Pegamos o elevador e descemos a
rua em silêncio. Ele havia enfiado as mãos nos bolsos do casaco desbotado que
era evidentemente muito maior que ele, definitivamente estar bem vestido não
era seu forte. Tudo que podíamos ouvir era o barulho dos carros e os nossos
próprios passos na calçada.
- Tá tudo bem com você?_ ele
insistiu.
- Acho que sim, mas você sabe
que a gente precisa conversar, não é?_deixei escapar, mais falando pra mim
mesma que para ele.
- Temos mesmo? Vamos ter que
passar por mais uma dessas suas crises sem sentido? Para Miriam, poxa, você
sabe que eu te amo.
Crises
sem sentido? Era assim que ele via meus sentimentos? Antes mesmo de eu falar
qualquer coisa ele já foi tentando se defender, se desculpar o que me fez
procurar o exato momento em que havíamos entrado no modo automático daquele
relacionamento. Então era óbvio, não é mesmo? Ele estava se acusando, não era
pelos simples fato de me conhecer, ele sabia que havia alguma coisa errada e
estava tentando compensar, era assim o tempo todo, mas por quê?

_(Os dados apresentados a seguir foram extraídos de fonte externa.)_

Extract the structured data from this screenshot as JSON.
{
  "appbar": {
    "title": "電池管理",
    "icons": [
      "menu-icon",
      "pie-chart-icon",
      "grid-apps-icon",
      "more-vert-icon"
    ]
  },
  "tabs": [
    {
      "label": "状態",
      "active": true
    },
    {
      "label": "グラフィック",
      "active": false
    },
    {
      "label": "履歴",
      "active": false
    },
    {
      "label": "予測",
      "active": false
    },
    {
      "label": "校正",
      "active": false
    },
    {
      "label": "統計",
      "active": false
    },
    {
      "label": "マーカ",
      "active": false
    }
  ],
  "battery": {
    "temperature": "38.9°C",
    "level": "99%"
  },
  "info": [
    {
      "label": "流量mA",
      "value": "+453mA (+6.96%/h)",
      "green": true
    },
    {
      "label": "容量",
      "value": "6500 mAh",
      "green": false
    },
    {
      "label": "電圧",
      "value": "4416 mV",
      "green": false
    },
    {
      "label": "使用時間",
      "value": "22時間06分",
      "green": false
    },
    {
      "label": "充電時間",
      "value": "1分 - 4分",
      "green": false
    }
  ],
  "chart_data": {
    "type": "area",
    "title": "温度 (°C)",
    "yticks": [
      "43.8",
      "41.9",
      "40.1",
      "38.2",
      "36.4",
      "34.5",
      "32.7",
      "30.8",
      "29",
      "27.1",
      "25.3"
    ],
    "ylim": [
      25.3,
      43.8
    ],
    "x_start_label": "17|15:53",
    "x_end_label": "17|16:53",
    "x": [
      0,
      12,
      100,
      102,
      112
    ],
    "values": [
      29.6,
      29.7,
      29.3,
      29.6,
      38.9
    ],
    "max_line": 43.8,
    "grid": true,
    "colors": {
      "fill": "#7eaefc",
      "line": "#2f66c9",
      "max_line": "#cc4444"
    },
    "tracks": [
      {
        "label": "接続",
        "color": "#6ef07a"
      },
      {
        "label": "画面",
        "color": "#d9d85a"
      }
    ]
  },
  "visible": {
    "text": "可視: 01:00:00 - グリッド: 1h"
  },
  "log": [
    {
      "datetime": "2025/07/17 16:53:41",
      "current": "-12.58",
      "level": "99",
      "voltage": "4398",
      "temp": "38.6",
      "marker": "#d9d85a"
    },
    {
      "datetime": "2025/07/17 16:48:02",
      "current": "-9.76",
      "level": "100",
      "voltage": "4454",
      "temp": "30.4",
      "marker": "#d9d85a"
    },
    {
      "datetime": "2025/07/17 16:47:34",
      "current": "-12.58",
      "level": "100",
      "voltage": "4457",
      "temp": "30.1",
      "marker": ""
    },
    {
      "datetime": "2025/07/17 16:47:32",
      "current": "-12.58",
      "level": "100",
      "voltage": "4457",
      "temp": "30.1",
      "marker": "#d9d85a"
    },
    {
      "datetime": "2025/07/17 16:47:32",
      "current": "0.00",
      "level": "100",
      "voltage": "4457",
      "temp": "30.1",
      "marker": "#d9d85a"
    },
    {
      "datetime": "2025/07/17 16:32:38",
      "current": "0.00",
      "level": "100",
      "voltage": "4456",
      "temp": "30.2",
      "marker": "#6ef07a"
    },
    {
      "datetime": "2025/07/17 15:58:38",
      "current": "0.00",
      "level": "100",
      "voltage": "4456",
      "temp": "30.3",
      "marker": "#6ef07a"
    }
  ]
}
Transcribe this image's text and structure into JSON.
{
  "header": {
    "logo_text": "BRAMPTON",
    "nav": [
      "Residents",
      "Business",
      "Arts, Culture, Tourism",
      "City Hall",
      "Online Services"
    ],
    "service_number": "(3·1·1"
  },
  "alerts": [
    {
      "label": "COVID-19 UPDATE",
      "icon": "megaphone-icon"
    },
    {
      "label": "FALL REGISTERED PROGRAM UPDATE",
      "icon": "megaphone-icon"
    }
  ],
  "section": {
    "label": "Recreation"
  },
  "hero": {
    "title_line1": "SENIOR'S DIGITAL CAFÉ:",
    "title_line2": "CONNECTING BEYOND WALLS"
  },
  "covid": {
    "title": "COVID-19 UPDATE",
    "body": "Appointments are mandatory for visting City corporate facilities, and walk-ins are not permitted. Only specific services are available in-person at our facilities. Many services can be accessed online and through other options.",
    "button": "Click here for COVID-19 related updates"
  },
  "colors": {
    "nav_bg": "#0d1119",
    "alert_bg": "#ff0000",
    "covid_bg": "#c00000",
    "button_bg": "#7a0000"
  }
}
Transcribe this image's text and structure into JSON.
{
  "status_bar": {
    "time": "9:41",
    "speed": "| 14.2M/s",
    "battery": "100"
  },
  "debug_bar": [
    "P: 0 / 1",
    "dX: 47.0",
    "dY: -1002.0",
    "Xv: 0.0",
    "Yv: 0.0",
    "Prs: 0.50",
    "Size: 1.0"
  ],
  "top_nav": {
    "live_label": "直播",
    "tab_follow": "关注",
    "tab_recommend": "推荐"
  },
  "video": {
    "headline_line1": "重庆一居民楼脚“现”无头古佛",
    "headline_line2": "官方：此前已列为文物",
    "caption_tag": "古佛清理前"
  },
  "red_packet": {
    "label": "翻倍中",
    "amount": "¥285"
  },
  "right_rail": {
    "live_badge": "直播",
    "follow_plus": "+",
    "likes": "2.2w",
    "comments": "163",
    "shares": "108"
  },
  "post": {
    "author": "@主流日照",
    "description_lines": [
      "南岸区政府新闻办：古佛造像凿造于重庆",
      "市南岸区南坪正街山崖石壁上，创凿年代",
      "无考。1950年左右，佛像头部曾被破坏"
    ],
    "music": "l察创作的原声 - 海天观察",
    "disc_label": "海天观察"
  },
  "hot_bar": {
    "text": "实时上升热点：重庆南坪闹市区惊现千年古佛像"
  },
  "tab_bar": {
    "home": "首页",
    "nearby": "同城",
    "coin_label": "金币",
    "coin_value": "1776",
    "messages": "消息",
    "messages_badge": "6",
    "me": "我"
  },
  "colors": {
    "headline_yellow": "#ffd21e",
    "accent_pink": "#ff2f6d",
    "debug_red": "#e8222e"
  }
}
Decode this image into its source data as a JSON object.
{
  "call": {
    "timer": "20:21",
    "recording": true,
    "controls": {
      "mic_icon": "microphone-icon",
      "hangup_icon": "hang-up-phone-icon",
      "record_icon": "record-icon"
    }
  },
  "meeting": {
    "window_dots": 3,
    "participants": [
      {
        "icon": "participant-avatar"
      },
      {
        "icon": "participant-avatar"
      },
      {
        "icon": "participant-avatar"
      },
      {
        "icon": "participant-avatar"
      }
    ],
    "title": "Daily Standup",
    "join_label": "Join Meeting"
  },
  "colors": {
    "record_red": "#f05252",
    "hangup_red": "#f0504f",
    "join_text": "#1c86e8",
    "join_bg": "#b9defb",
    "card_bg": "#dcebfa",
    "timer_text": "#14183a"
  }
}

- Engraçado você dizer isso
assim.
- Por que é engraçado?
- Porque quanto mais você afirma
isso, menos eu consigo sentir que é verdade.
Notei
um tom irritado na voz dele, enquanto a minha, para minha surpresa; estava
firme e calma. Ele parou na minha frente e colocou as mãos nos meus ombros
obrigando-me a encará-lo.
- Por que você não consegue mais
sentir o meu amor?
- Não vamos discutir isso no
meio da rua, não assim.
Ele
tirou as mãos dos meus ombros e começou a andar na minha frente, mais
apressado, como se quisesse fugir de mim. Continuei no meu passo, não havia
pressa e era o tempo necessário de organizar meus pensamentos de uma forma lógica
do jeito que fosse possível fazê-lo.